In his new map, Kael can control n kind of elements and he can put m elements equal-spacedly on a magic ring and combine them to invoke a new skill. But if a arrangement can change into another by rotate the magic ring or reverse the ring along the axis, they will invoke the same skill. Now give you n and m how many different skill can Kael invoke? As the number maybe too large, just output the answer mod 1000000007.  

Input The first line contains a single positive integer T( T <= 500 ), indicates the number of test cases.

For each test case: give you two positive integers n and m. ( 1 <= n, m <= 10000 )  
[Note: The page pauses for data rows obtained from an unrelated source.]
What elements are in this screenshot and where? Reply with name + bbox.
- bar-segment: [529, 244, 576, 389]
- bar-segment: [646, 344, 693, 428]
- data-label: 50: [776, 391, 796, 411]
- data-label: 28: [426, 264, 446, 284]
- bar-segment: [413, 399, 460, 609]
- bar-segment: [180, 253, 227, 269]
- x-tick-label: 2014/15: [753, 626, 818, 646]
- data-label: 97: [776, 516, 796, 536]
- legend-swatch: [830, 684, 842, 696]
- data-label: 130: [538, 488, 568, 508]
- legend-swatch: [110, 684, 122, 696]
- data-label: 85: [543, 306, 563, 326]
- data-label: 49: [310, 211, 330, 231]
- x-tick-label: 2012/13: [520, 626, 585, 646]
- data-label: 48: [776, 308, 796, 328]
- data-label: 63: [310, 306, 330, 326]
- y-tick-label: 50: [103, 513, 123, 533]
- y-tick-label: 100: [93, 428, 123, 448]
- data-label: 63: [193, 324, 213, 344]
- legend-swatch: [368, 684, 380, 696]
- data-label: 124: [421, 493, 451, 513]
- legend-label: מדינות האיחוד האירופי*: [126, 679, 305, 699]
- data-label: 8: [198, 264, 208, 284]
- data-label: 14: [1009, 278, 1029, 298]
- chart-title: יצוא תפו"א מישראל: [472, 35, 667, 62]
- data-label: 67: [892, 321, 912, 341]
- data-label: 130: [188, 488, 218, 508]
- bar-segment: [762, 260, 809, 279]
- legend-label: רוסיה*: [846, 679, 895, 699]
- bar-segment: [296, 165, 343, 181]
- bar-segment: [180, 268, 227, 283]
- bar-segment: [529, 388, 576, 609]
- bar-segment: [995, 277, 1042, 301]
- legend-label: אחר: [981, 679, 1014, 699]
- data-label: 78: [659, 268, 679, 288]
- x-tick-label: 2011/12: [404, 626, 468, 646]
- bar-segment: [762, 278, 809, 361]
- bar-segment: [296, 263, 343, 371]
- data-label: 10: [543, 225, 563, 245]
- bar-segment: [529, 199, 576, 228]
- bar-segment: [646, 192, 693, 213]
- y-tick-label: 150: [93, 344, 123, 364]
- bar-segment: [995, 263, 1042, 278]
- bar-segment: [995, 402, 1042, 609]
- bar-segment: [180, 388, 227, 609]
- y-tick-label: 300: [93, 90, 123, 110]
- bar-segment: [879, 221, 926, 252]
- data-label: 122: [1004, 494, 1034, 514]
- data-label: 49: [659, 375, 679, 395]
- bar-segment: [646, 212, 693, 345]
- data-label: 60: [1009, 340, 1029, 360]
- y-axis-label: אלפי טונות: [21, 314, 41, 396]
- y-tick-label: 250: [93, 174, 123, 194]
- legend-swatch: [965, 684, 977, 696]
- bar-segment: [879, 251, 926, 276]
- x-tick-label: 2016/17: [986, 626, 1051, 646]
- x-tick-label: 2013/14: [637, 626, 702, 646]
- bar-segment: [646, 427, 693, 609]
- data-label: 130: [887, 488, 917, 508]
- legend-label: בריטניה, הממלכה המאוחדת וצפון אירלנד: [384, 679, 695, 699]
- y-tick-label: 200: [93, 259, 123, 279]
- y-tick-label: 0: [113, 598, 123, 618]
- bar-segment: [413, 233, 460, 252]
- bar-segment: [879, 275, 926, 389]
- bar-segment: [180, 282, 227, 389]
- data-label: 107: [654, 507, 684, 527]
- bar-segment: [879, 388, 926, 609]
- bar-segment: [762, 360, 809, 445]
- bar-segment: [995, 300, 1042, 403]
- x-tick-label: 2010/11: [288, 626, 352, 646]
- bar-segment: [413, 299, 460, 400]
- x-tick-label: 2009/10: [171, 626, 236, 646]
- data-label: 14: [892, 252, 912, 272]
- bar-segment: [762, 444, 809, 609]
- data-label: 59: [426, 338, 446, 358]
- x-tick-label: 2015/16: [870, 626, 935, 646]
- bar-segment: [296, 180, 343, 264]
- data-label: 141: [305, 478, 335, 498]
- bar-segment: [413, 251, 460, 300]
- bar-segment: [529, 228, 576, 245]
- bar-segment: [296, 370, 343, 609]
Output For each test case: output the case number as shown and then output the answer mod 1000000007 in a line. Look sample for more information.  

Sample Input 2 3 4 1 2  

Sample Output Case #1: 21 Case #2: 1
Hint For Case #1: we assume a,b,c are the 3 kinds of elements. Here are the 21 different arrangements to invoke the skills / aaaa / aaab / aaac / aabb / aabc / aacc / abab / / abac / abbb / abbc / abcb / abcc / acac / acbc / / accc / bbbb / bbbc / bbcc / bcbc / bccc / cccc /  

Source
2011 Multi-University Training Contest 9 – Host by BJTU  

Recommend xubiao           这题就是用polya定理，由于要取模，而且要除于一个数，所有要逆元素。  

#include <stdio.h>
#include <string.h>
#include <algorithm>
#include <iostream>
#include <stdlib.h>
#include <time.h>
#include <math.h>
using namespace std;
const int MOD= 1e9+7;

long long pow_m(long long a,int n)
{
    long long ret = 1;
    long long temp = a%MOD;
    while(n)
    {
        if(n&1)
        {
            ret *= temp;
            ret %= MOD;
        }
        temp *= temp;
        temp %= MOD;
        n >>= 1;
    }
    return ret;
}
int gcd(int a,int b)
{
    if(b == 0)return a;
    return gcd(b,a%b);
}
//******************************
//返回d=gcd(a,b);和对应于等式ax+by=d中的x,y
long long extend_gcd(long long a,long long b,long long &x,long long &y)
{
    if(a==0&&b==0) return -1;//无最大公约数
    if(b==0){x=1;y=0;return a;}
    long long d=extend_gcd(b,a%b,y,x);
    y-=a/b*x;
    return d;
}
//*********求逆元素*******************
//ax = 1(mod n)
long long mod_reverse(long long a,long long n)
{
    long long x,y;
    long long d=extend_gcd(a,n,x,y);
    if(d==1) return (x%n+n)%n;
    else return -1;
}

int main()
{
    int T;
    int m,n;
    scanf("%d",&T);
    int iCase = 0;
    while(T--)
    {
        iCase++;
        scanf("%d%d",&m,&n);
        long long ans = 0;
        if(n%2==0)
        {
            ans = n/2*pow_m(m,n/2)+n/2*pow_m(m,n/2+1);
            ans %= MOD;
        }
        else ans = n*pow_m(m,n/2+1);
        //cout<<ans<<endl;
        for(int i = 0;i < n;i++)
        {
            ans += pow_m(m,gcd(i,n));
            ans %= MOD;
            //cout<<ans<<endl;
        }
        ans *= mod_reverse(2*n,MOD);
        ans%=MOD;
        printf("Case #%d: %I64d\n",iCase,ans);
    }
    return 0;
}